15-11 Inventory planning
The Rinky Dink Company makes machines that resurface ice rinks. The demand for such products varies from month to month, and so the company needs to develop a strategy to plan its manufacturing given the fluctuating, but predictable, demand. The company wishes to design a plan for the next $n$ months. For each month $i$, the company knows the demand $d_i$, that is, the number of machines that it will sell. Let $D = \sum_{i = 1}^n d_i$ be the total demand over the next $n$ months. The company keeps a full-time staff who provide labor to manufacture up to $m$ machines per month. If the company needs to make more than $m$ machines in a given month, it can hire additional, part-time labor, at a cost that works out to $c$ dollars per machine. Furthermore, if, at the end of a month, the company is holding any unsold machines, it must pay inventory costs. The cost for holding $j$ machines is given as a function $h(j)$ for $j = 1, 2, \ldots, D$, where $h(j) \ge 0$ for $1 \le j \le D$ and $h(j) \le h(j + 1)$ for $1 \le j \le D - 1$.
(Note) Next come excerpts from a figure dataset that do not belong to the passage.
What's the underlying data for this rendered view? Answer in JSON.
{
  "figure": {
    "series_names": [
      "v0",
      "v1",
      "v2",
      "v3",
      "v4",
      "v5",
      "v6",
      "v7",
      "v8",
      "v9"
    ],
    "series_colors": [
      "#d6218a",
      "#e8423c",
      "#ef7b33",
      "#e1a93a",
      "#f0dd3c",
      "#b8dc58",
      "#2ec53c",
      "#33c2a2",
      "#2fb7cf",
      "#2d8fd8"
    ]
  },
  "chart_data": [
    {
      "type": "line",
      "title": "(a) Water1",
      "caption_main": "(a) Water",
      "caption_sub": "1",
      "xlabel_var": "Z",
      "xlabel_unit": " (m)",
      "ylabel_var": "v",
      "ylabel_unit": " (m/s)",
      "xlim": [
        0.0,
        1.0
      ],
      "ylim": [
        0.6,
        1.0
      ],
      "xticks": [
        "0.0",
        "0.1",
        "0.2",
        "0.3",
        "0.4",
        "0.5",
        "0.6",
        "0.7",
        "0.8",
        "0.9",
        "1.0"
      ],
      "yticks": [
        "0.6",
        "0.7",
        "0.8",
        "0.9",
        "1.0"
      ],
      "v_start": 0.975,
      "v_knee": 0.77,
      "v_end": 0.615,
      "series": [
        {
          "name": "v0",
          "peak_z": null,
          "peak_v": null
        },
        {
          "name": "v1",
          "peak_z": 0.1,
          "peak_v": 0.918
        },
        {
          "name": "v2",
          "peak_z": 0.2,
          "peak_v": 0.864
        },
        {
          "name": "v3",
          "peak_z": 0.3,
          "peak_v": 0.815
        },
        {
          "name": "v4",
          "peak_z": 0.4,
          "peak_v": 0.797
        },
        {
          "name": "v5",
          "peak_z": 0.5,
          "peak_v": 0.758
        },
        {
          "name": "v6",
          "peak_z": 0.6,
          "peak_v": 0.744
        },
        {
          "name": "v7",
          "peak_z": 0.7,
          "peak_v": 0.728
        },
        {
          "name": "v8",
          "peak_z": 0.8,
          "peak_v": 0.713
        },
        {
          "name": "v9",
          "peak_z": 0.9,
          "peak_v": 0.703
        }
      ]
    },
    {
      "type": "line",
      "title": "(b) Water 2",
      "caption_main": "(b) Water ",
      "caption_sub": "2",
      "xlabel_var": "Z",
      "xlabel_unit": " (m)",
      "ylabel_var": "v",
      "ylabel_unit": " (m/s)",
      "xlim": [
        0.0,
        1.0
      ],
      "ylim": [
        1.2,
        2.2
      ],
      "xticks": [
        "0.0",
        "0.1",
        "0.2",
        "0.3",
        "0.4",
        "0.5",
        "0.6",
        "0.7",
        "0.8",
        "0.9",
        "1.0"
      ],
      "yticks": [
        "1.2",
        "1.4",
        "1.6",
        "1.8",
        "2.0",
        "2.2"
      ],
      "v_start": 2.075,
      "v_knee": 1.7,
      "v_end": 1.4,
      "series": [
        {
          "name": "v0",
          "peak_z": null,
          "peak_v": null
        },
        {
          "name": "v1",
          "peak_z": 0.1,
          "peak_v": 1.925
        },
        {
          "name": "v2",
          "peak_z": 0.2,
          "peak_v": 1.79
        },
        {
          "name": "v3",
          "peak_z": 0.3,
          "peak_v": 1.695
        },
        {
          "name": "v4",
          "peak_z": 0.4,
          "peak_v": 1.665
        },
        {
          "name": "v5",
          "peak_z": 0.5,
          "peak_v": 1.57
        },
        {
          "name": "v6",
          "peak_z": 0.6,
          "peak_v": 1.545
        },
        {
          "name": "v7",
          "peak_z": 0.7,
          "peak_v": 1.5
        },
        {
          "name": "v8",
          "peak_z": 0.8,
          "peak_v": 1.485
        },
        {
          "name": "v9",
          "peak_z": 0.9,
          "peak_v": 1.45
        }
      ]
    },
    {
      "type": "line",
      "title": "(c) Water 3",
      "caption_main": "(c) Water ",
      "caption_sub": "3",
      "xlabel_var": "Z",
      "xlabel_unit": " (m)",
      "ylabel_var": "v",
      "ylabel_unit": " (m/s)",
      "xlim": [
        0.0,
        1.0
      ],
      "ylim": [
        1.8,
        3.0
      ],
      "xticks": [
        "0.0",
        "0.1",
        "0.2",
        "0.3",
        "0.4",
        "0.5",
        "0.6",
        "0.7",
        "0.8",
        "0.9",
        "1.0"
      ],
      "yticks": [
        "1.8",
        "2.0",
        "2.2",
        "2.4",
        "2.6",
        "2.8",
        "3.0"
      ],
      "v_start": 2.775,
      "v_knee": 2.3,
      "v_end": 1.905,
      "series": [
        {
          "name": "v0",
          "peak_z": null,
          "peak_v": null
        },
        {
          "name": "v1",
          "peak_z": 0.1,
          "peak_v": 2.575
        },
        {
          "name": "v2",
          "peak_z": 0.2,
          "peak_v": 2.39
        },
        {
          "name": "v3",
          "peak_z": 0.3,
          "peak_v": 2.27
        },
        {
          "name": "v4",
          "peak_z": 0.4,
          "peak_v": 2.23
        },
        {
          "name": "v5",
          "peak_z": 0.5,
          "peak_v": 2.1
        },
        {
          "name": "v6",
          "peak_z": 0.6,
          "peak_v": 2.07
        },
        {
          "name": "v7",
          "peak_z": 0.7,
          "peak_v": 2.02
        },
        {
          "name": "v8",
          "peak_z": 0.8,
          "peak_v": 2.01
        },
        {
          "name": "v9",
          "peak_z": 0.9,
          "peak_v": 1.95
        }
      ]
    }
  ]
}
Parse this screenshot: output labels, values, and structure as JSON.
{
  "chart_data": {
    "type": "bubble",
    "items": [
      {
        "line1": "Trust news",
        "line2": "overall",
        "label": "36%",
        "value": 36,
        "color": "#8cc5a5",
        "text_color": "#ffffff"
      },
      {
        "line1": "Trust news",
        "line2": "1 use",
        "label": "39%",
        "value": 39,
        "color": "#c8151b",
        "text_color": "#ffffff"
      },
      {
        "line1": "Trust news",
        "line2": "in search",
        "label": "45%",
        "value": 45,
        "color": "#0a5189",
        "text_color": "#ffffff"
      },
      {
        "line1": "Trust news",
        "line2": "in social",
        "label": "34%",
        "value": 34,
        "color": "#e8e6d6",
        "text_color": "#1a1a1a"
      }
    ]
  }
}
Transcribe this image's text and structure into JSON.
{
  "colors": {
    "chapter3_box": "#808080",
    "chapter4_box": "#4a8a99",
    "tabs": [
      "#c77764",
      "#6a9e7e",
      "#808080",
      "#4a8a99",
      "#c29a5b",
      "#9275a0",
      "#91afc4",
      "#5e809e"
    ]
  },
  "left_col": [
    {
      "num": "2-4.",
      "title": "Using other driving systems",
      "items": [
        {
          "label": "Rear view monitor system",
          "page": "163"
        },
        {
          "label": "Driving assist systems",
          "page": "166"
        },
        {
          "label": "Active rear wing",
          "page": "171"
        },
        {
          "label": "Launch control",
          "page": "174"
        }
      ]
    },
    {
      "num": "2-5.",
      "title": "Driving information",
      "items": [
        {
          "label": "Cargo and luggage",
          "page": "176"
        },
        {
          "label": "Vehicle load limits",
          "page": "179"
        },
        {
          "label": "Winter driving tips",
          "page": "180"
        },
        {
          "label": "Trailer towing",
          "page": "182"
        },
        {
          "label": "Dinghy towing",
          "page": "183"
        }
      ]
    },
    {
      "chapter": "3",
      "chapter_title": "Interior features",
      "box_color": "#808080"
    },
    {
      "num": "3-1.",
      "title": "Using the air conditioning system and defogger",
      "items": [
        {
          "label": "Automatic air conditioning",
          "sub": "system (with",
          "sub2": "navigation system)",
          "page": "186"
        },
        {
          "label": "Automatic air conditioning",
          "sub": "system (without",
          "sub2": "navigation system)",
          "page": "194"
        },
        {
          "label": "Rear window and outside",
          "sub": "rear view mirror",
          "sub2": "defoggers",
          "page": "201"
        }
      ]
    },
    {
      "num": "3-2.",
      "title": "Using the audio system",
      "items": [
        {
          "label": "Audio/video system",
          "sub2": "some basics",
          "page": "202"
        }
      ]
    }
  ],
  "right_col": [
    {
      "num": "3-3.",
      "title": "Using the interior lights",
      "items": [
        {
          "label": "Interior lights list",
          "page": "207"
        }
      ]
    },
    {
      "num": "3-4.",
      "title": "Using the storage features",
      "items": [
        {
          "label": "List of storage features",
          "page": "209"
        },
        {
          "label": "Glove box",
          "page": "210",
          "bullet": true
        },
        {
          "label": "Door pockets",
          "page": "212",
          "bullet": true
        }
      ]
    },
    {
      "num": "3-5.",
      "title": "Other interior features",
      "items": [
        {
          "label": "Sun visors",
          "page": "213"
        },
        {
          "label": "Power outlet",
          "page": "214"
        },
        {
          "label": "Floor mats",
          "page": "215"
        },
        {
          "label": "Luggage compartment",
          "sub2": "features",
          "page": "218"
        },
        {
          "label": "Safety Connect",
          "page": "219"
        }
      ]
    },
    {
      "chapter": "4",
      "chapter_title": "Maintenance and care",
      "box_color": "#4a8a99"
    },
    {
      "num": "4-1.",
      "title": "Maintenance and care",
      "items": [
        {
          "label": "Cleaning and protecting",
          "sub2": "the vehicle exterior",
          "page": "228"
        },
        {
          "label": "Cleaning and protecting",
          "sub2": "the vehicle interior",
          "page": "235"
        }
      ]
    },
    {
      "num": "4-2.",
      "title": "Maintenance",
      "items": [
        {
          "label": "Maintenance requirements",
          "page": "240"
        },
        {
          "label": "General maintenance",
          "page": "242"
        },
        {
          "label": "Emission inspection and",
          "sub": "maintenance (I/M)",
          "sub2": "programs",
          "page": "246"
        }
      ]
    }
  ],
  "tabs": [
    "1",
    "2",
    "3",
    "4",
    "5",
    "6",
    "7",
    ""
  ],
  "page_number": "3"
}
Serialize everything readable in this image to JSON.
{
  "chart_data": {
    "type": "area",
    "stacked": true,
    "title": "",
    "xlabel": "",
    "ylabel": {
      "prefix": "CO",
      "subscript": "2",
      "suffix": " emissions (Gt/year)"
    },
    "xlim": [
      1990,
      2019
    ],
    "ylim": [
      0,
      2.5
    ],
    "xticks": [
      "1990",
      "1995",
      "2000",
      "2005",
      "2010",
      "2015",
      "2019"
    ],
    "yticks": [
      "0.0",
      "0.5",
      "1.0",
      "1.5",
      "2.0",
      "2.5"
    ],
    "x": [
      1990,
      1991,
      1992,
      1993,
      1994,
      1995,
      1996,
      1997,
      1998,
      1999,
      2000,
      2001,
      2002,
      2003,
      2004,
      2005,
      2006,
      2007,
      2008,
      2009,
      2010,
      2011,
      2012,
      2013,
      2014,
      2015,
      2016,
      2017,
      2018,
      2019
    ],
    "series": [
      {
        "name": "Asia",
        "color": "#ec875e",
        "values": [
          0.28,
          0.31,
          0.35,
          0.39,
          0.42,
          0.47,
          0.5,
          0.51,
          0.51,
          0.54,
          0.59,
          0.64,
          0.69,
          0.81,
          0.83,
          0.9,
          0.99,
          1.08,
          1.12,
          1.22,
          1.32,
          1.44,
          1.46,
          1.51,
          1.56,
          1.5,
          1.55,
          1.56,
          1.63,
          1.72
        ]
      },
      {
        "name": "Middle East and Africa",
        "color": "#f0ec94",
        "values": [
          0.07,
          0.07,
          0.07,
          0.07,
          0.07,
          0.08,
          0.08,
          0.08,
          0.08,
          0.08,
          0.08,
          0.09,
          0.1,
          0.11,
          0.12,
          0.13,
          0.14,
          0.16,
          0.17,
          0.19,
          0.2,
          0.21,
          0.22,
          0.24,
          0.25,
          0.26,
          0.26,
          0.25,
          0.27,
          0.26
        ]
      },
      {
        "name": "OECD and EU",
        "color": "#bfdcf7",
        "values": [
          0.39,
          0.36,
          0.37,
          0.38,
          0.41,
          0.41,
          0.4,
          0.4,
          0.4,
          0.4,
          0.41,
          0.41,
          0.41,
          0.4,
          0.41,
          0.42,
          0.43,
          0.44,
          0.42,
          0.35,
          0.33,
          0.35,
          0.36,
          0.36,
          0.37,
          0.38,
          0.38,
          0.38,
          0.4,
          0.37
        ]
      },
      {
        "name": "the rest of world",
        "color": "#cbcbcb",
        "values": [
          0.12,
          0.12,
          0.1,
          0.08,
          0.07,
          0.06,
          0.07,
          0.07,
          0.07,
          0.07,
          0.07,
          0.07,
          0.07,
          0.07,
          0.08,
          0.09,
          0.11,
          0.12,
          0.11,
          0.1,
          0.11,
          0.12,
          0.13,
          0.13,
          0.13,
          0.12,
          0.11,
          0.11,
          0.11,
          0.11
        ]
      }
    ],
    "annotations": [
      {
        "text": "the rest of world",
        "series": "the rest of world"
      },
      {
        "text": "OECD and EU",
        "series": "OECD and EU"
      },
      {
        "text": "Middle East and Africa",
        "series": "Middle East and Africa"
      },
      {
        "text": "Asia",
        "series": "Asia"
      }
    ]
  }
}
Give an algorithm that calculates a plan for the company that minimizes its costs while fulfilling all the demand. The running time should be polyomial in $n$ and $D$.
Our subproblems will be indexed by and integer $i \in [n]$ and another integer $j \in [D]$. $i$ will indicate how many months have passed, that is, we will restrict ourselves to only caring about $(d_i, \dots, d_n)$. $j$ will indicate how many machines we have in stock initially. Then, the recurrence we will use will try producing all possible numbers of machines from $1$ to $[D]$. Since the index space has size $O(nD)$ and we are only running through and taking the minimum cost from $D$ many options when computing a particular subproblem, the total runtime will be $O(nD^2)$.